Hi, I want to strip out all JavaScript from a small snippet (4-6 lines) of HTML, i've read on here before that its best not to use REGEX on HTML, so if anybody knows a better way, please advise.
So for example i have the following code:
<a href="go/to/my/link" onclick="fetchMeSomeData(this)">My Link</a>
<p onfocus="doSomethingAmazing();"></p>
Now in PHP i want to replace the on(what ever event it is) event with just an empty space.
Thanks
I've build such regexp some time ago, looks a bit scary though :). Here is pure regexp, you might need to additionally mask special chars to match your language requirements.
(\son[a-z]+\s*=\s*"[^"\\\r\n]*(?:\\.[^"\\\r\n]*)*"(?=[^<]*?>))|(\son[a-z]+\s*=\s*'[^'\\\r\n]*(?:\\.[^'\\\r\n]*)*'(?=[^<]*?>))
Here is masked version (according to java standards), that you should be able to use as a string.
(\\son[a-z]+\\s*=\\s*\"[^\"\\\\\\r\\n]*(?:\\\\.[^\"\\\\\\r\\n]*)*\"(?=[^<]*?>))|(\\son[a-z]+\\s*=\\s*'[^'\\\\\\r\\n]*(?:\\\\.[^'\\\\\\r\\n]*)*'(?=[^<]*?>))
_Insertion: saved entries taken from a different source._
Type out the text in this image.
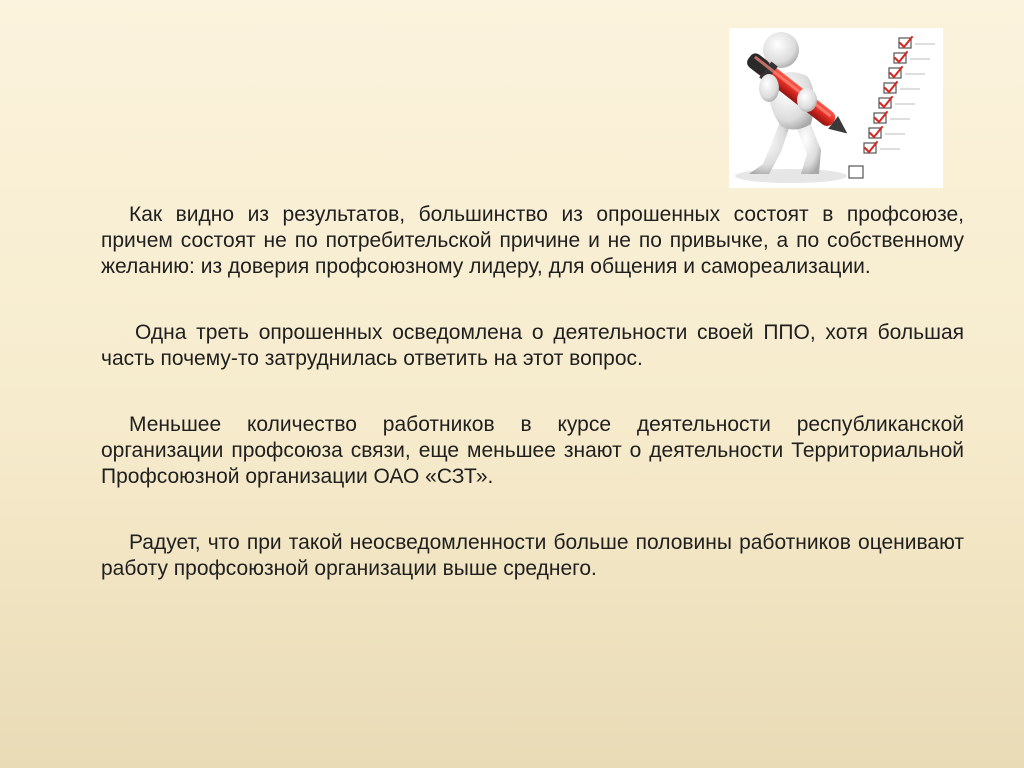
Как видно из результатов, большинство из опрошенных состоят в профсоюзе, причем состоят не по потребительской причине и не по привычке, а по собственному желанию: из доверия профсоюзному лидеру, для общения и самореализации.

Одна треть опрошенных осведомлена о деятельности своей ППО, хотя большая часть почему-то затруднилась ответить на этот вопрос.

Меньшее количество работников в курсе деятельности республиканской организации профсоюза связи, еще меньшее знают о деятельности Территориальной Профсоюзной организации ОАО «СЗТ».

Радует, что при такой неосведомленности больше половины работников оценивают работу профсоюзной организации выше среднего.
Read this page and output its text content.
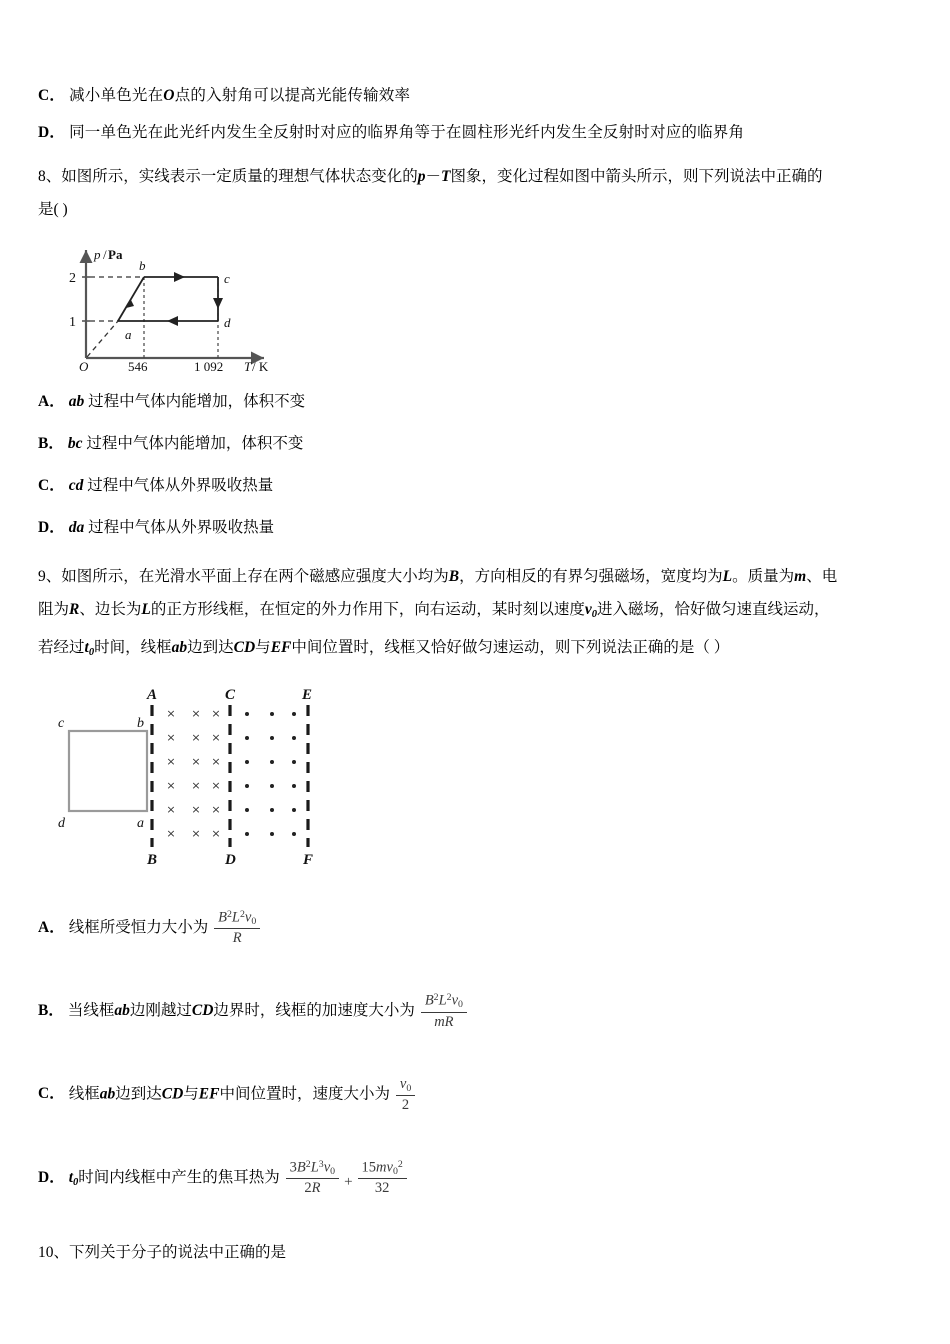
C． 减小单色光在O点的入射角可以提高光能传输效率
D． 同一单色光在此光纤内发生全反射时对应的临界角等于在圆柱形光纤内发生全反射时对应的临界角
8、如图所示，实线表示一定质量的理想气体状态变化的p－T图象，变化过程如图中箭头所示，则下列说法中正确的
是( )
p / Pa
2
1
b
c
d
a
O	546	1 092 T / K
A． ab 过程中气体内能增加，体积不变
B． bc 过程中气体内能增加，体积不变
C． cd 过程中气体从外界吸收热量
D． da 过程中气体从外界吸收热量
9、如图所示，在光滑水平面上存在两个磁感应强度大小均为B，方向相反的有界匀强磁场，宽度均为L。质量为m、电
阻为R、边长为L的正方形线框，在恒定的外力作用下，向右运动，某时刻以速度$v_0$进入磁场，恰好做匀速直线运动，
若经过$t_0$时间，线框ab边到达CD与EF中间位置时，线框又恰好做匀速运动，则下列说法正确的是（ ）
A	C	E
B	D	F
× × ×
× × ×
× × ×
× × ×
× × ×
× × ×
c	b
d	a
A． 线框所受恒力大小为 $\frac{B^2L^2v_0}{R}$
B． 当线框ab边刚越过CD边界时，线框的加速度大小为 $\frac{B^2L^2v_0}{mR}$
C． 线框ab边到达CD与EF中间位置时，速度大小为 $\frac{v_0}{2}$
D． $t_0$时间内线框中产生的焦耳热为 $\frac{3B^2L^3v_0}{2R} + \frac{15mv_0^2}{32}$
10、下列关于分子的说法中正确的是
It looks only inside tags and takes into consideration masked quotes inside events. I'm sure it is not 100% bullet proof though.
Use the HTML Purifier library to strip things like JavaScript and plugins from the code. It's much better then a blacklist-based regex approach because it uses a full HTML parser and a whitelist to clean the HTML.